What Has a Higher Return, Stocks or Real Estate?

Between 1992 and 2024, stocks performed better on average than real estate. During this period, the S&P 500 returned 8.27% annually (10.24% when including dividends), while the U.S. housing market grew 5.5% annually.

How Do REITs Compare to Stocks?

Historically, REITs have performed better than stocks, although this is not true in every year. Between 1972 and 2023, the S&P 500 returned 10.2% annually, compared to 12.7% for all equity REITs.
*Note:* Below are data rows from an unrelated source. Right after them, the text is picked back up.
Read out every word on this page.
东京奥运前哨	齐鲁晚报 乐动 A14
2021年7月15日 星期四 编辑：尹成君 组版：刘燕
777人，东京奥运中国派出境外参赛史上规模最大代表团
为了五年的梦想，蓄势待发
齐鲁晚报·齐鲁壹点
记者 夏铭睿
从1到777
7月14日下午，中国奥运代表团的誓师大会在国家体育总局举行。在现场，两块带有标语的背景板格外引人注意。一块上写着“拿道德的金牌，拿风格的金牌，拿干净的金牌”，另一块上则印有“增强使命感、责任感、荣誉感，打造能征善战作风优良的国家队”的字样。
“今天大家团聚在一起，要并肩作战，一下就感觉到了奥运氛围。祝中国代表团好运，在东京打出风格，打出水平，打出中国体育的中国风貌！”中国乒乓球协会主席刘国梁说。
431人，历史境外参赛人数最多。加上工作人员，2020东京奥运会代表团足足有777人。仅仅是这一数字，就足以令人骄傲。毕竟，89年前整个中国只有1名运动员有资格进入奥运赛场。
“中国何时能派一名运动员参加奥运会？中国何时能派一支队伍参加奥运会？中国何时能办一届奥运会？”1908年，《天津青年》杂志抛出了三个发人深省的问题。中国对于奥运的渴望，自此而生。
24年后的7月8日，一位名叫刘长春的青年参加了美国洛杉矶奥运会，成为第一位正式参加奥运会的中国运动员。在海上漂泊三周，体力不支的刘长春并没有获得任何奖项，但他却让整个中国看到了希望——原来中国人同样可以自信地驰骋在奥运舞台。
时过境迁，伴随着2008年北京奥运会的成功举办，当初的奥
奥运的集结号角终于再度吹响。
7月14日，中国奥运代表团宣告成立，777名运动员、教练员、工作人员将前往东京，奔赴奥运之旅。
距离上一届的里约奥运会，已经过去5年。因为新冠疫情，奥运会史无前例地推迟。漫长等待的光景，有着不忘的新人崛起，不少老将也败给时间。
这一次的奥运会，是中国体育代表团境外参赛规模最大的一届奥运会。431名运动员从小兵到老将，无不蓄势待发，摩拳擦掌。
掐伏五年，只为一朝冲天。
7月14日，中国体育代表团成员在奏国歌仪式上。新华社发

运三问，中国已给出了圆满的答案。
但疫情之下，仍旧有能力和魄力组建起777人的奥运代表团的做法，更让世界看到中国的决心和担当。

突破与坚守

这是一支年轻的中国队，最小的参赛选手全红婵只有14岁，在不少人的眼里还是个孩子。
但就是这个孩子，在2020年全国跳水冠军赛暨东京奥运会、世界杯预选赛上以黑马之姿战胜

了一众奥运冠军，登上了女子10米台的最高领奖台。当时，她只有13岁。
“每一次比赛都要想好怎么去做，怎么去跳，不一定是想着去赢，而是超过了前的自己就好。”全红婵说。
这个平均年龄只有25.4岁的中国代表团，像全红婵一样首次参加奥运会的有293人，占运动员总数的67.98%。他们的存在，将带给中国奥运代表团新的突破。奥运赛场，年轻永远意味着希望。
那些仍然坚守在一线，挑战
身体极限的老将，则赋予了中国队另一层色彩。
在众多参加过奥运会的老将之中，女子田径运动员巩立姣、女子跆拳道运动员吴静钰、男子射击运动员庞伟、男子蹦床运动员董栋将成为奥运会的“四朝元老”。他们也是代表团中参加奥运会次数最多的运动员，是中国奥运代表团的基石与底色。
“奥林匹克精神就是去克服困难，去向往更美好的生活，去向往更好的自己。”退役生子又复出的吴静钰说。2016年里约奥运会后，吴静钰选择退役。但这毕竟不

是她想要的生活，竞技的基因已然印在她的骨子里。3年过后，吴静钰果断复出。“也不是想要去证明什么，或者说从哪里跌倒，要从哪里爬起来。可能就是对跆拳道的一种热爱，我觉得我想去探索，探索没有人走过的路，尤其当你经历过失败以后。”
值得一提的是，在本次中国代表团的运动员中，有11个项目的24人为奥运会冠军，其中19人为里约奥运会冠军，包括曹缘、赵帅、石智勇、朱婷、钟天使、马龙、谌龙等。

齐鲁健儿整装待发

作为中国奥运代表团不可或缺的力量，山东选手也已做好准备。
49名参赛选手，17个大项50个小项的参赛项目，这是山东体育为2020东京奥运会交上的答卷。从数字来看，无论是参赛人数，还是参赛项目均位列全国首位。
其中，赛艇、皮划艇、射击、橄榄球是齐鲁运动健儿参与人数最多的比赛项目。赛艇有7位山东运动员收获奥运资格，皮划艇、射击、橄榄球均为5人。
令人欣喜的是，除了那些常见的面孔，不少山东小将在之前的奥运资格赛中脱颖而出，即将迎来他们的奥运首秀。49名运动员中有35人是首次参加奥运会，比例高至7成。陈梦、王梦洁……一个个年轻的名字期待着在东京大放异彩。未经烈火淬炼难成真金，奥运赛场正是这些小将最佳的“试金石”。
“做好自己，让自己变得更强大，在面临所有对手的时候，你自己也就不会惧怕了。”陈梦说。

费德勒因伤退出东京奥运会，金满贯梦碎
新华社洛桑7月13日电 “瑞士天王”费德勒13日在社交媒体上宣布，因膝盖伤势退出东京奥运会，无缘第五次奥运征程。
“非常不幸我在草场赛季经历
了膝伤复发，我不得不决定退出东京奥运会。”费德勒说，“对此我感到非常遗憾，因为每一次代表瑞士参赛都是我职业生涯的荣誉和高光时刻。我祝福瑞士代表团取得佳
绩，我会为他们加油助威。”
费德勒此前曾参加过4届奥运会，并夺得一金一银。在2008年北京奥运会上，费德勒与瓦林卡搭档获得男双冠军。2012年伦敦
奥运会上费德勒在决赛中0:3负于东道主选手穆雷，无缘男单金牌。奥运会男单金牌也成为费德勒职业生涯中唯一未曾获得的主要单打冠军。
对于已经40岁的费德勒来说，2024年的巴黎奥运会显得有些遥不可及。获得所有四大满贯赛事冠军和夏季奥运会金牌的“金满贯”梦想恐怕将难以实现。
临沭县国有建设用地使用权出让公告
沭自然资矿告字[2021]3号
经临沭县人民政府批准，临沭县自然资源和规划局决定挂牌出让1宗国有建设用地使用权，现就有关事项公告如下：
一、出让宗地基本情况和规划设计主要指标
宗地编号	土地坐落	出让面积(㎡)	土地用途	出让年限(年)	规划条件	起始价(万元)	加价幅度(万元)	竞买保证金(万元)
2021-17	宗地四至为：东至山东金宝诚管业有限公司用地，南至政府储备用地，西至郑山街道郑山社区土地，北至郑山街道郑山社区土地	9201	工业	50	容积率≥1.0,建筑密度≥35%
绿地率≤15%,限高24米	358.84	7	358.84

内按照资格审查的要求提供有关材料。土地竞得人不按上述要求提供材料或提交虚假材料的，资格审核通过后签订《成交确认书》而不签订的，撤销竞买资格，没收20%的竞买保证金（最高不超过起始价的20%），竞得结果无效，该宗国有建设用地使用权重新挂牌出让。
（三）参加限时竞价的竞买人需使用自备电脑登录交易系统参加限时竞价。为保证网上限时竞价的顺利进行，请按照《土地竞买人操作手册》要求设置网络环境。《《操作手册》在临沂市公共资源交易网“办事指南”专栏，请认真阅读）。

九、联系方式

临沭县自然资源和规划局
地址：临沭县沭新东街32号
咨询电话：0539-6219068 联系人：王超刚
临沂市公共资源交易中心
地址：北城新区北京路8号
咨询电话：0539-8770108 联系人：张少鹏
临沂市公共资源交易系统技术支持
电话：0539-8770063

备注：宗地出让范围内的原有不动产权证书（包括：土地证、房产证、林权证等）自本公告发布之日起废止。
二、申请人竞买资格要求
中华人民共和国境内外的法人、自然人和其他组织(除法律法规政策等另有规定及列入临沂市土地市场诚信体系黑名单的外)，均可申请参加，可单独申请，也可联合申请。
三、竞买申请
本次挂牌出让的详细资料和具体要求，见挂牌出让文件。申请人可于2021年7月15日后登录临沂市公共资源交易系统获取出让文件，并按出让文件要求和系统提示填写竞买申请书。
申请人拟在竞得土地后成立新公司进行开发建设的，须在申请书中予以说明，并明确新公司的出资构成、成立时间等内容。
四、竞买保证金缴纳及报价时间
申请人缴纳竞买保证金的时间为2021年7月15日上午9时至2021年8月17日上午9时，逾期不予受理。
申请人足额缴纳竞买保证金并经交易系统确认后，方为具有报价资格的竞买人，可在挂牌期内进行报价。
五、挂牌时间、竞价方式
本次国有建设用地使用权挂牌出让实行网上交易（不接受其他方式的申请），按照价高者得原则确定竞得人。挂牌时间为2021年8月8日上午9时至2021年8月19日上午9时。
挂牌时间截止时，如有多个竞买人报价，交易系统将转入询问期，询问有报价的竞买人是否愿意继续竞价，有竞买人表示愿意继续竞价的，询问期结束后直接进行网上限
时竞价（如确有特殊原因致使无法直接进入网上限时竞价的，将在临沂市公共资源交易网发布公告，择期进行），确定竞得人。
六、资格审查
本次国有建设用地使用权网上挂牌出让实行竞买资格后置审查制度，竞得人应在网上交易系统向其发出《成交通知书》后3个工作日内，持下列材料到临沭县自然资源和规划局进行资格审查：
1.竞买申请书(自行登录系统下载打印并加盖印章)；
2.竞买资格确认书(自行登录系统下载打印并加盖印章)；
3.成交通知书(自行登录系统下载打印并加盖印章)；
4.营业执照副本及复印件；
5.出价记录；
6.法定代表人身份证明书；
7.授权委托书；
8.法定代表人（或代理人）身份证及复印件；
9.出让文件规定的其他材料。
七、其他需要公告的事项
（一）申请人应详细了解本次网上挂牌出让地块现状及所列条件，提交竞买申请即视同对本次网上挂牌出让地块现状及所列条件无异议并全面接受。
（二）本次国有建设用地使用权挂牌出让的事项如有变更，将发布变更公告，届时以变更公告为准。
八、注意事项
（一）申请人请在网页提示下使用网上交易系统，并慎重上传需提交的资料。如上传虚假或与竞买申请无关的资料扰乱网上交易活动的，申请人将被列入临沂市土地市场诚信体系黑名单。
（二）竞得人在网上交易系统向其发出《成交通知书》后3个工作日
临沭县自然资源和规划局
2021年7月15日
That said, the S&P 500 has performed better than most REITs in the last few years.

The Bottom Line

Real estate and stocks both present risks and rewards. Investing in the stock market gets a lot of attention as a retirement investment vehicle, particularly for people who contribute regularly to a tax-advantaged account, such as a 401(k) or individual retirement account (IRA). However, diversification is important, especially when saving for the long term.

Investors should opt for a variety of asset classes or sectors to reduce their risk. Investing in real estate is an ideal way to diversify your investment portfolio, reduce risks, and maximize returns. Keep in mind that many investors put money into both the stock market and real estate. And if you like the idea of investing in real estate but don’t want to own and manage properties, a REIT might be worth a second look.